Model Karen admits teen anorexia

Charles Miranda12 April 2012

Karen Elson was a star of the catwalk, modelling for Chanel and Versace and commanding fees of more than £10,000 a day.

Today the 23-year-old revealed that throughout her runway career she had a chronic eating disorder. "I'd be not eating or bulimic and taking laxatives, which is absolutely gross," she says. "Really f***ing myself up."

The working-class girl from Manchester started modelling at 15. Her big break came three years later when she agreed to shave off her eyebrows and dye her hair red. The result was the cover of Italian Vogue and the French fashion industry calling her "Le Freak" and clamouring for her services.

Soon Karen was travelling between London, New York, Milan and Paris as one of the world's highest-paid models. However, all the time, she says, she felt insecure, lonely and carried the unshakeable feeling that she was fat.

"I freaked out and thought I was monstrous and believed people thought I was fat, but in fact I didn't fit into a couple of designers' clothes - that was all," she writes in this month's Vogue.

"I was too young to realise that I'd dug an emotional hole for myself by not paying attention to other parts of my life. But in my mind it got out of proportion and I got into the eating disorder again and lost weight because I was so nervous about fitting in."

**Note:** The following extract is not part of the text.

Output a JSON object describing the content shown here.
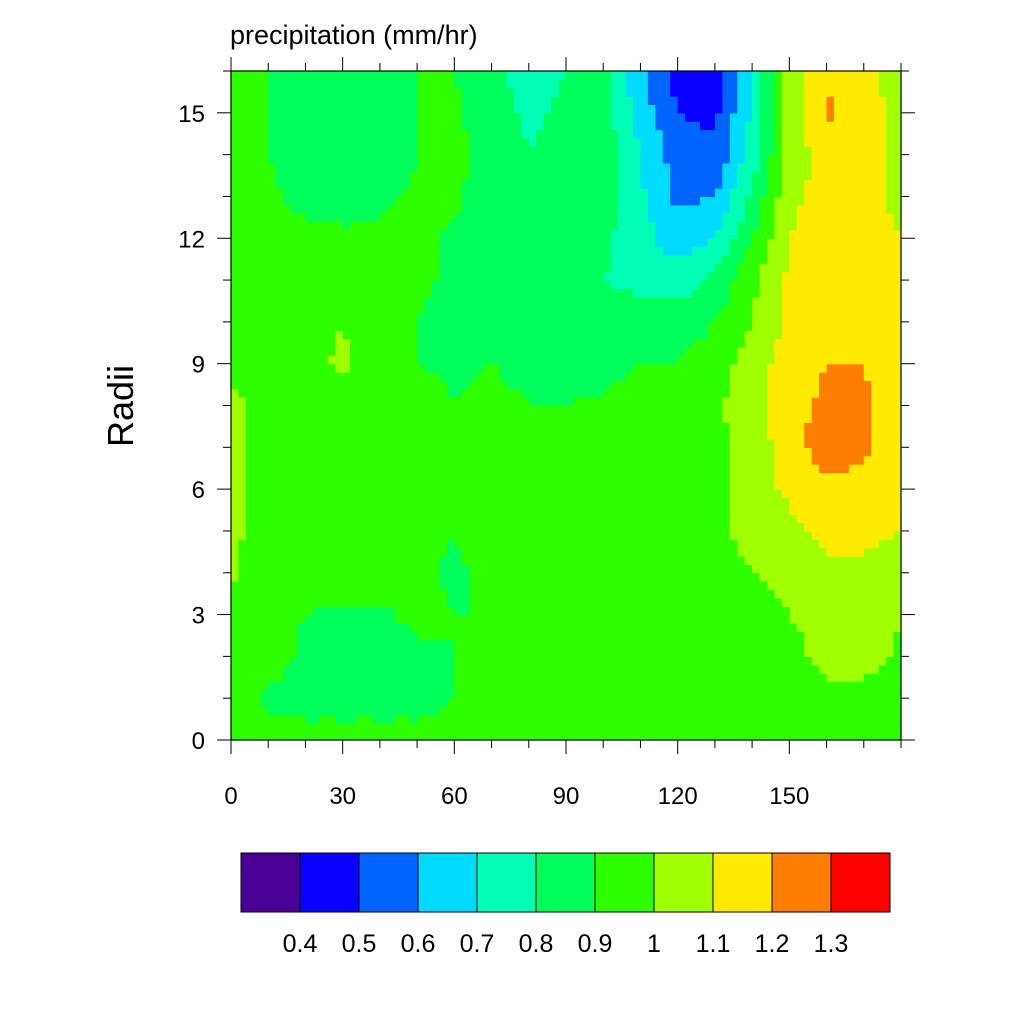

The climax of her trauma came with the death of her exboyfriend and the rejection by some photographers and designers for being "too big" - despite being barely larger than a size eight with a figure of 32-24-34. In 1998 she was rejected for work at a Dolce & Gabbana show, reportedly because of her size. At the time she claimed: "I'm not too fussed."

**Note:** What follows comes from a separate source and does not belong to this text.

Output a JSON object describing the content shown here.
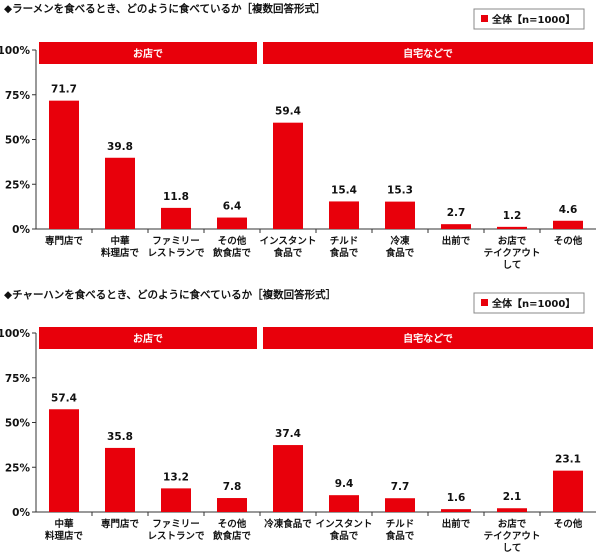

Now, however, she admits she was deeply upset and the incident confirmed her insecurities about her appearance stretching back to her early teens. At 13 she was hospitalised for her eating disorder. She never shook off the problem throughout her success and today confesses to suffering both anorexia and bulimia. She also admits she is still in therapy.

"I started getting depressed because I wasn't making friends - I didn't have time to," she says of modelling. "I'd think, 'I've got to work with these great people tomorrow but it's not going to mean much because I'm going to be on another planet tomorrow night, my mind's fried and I feel very alone'."

She began binge eating and some photographers and designers told her she needed to shed some pounds. It was about this time she began dating her first boyfriend, a New Yorker who was as addicted to drugs as she was to laxatives to lose weight.

He died of a drug overdose shortly after their two-year relationship ended. "His death was the biggest wake-up call I ever had," she writes. "I realised I had to get my s**t together and live for myself, I had formulated a new way of being but it took me a long time.

"My weight has been the same for a while now and I'm known in my job, I can get away with not being so tiny. I'm not saying I'm cured or that I'm going to be a yoga teacher and change the world; I just want to be honest about it. I'm a model; I have to care about the way I look. But if I'm too big for a designer's clothes then I'm not going to starve myself.

"It's an odd journey I've had and I'm only 23. Most people had no idea - I'd been so secretive."

Vogue editor Alexandra Shulman described the first-person article as very brave and candid.